The American studies melting pot

Christopher Phelps surveys a field that lends itself to interdisciplinarity, while a British scholar laments that UK institutions prefer Americans for Americanists

九月 8, 2016
Head of Statue of Liberty, New York City
Source: iStock

“The ocean is very wide,” says the American narrator of James Baldwin’s 1956 novel Giovanni’s Room. “We have led different lives than you, things have happened to us there which have never happened here. Surely you can understand that this would make us a different people?”

In return, his European interlocutor muses about “all the serious, dreadful things, like pain and death and love, in which you Americans do not believe”.

“What makes you think we don’t?” rejoins the American.

Here is one purpose of American studies: to make the foreign human. The American experience has yielded a very different culture, but one whose putative distinctions often dissolve into mist upon closer examination.

Conversely, American studies serves to make the familiar foreign. Given the global saturation of American music, television and film, anyone may feel confident that they understand the US well. That can be deceiving, however, for American culture, like an onion, has many layers.

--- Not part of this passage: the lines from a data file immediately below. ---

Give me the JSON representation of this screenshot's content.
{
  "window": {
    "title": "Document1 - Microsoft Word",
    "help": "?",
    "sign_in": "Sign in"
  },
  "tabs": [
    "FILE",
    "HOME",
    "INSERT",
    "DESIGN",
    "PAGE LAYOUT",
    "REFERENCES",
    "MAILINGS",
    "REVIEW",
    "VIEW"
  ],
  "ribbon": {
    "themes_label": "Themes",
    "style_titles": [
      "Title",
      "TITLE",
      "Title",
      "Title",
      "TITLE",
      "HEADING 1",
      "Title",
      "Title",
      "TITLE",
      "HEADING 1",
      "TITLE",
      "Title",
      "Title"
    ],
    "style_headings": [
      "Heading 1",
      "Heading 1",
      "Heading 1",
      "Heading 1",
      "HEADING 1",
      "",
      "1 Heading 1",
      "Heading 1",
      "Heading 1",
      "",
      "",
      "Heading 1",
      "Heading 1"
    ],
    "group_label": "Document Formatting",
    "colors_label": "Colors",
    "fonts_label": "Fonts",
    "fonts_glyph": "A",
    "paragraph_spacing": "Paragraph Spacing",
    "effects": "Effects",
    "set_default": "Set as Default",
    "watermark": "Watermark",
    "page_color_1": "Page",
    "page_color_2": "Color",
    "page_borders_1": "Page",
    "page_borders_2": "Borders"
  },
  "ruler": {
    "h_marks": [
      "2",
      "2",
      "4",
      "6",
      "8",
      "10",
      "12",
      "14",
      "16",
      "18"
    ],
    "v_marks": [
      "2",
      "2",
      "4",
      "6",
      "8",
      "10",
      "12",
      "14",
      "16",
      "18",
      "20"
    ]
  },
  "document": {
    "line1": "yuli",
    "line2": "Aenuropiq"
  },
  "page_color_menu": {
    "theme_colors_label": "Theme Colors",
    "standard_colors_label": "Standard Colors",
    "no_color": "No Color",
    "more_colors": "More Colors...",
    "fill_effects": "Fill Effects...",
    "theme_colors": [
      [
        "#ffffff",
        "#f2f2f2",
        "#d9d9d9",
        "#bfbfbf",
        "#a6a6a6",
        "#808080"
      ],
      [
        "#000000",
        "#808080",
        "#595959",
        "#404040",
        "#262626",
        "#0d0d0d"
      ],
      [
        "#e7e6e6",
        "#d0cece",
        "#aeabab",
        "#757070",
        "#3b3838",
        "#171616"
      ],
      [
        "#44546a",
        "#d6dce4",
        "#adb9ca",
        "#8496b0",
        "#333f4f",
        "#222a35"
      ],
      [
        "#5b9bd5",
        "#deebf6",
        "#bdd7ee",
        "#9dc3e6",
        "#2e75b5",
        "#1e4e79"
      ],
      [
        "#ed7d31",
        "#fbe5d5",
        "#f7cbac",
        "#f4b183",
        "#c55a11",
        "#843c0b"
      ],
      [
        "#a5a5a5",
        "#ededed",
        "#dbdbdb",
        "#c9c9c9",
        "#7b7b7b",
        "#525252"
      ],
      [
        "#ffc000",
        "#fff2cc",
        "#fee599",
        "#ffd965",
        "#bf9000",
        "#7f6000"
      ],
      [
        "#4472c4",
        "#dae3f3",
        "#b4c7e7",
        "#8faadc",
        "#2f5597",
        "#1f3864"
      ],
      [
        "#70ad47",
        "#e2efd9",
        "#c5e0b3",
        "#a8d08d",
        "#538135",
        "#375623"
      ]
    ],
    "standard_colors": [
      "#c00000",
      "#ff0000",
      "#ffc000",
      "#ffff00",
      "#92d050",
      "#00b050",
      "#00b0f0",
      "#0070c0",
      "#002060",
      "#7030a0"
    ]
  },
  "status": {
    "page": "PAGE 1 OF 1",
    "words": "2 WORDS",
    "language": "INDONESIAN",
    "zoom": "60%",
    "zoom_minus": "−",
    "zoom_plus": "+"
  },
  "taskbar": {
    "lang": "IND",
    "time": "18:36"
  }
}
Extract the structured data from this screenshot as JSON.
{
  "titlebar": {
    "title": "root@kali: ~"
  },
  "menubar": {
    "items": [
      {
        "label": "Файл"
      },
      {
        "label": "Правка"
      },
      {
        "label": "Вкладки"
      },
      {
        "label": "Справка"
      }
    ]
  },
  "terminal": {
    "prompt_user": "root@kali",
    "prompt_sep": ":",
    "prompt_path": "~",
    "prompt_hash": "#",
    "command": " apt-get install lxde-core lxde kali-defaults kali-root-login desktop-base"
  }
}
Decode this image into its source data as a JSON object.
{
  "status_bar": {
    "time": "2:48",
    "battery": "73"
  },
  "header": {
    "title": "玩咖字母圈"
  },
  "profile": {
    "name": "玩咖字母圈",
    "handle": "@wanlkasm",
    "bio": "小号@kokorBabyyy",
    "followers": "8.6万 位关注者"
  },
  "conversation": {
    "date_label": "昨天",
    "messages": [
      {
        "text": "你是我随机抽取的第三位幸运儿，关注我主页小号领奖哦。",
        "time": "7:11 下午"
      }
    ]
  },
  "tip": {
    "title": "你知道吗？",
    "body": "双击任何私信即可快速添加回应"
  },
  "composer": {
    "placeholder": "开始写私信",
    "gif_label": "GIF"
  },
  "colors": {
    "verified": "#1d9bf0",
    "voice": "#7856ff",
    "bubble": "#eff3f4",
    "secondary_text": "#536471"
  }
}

This explains the professional and intellectual draw of American studies, which is very much alive and thriving in British universities. No fad, it holds a pedigree dating back six decades. The British Association for American Studies, founded in 1955, still sponsors The Journal of American Studies, issued continuously by Cambridge University Press since 1967. Specialist societies – such as the American Politics Group, Historians of the Twentieth Century United States, the Association of British American Nineteenth Century Historians and the British Association of Nineteenth Century Americanists – are augmented by research nodes such as the British Library’s Eccles Centre for American Studies and the Rothermere American Institute at the University of Oxford.

To judge by the number of undergraduate degrees awarded, however, American studies is in marked decline. Peaking at 1,020 graduates in 2003‑04, the number fell to 635 in 2008‑09. It drifted upwards to 720 by 2013‑14, but fell back in 2014‑15 to match the previous low point of 635, a nearly 40 per cent plunge over 12 years. The number of higher degrees awarded tells a similar story, falling by a third to 120 by 2014‑15 (see graph, below).

What explains this? One cause may be fluctuation in the US image abroad, corresponding to presidential administrations. The years between 2003 and 2009, when the graduate decline was greatest, were those of George W. Bush and his Iraq War. A notorious Polly Toynbee column in The Guardian in those years called American studies “a degree in bullying and self-interest”. The upward trend from 2009 to 2014, conversely, suggests a Barack Obama bounce, as the US got back at least part of its coolness. (One shudders to imagine the effects of a Donald Trump presidency.)

Or is the better explanation economic? The peak year of 2004 was a consequence of applications to university made by 18-year-olds in 2000‑01, the crowning moment of the American-led financial bubble of the 1980s and 1990s, when stock valuations soared on both sides of the Atlantic and Anglo-American market-touting elites in the Thatcher-Reagan and Clinton-Blair decades basked in mutual admiration.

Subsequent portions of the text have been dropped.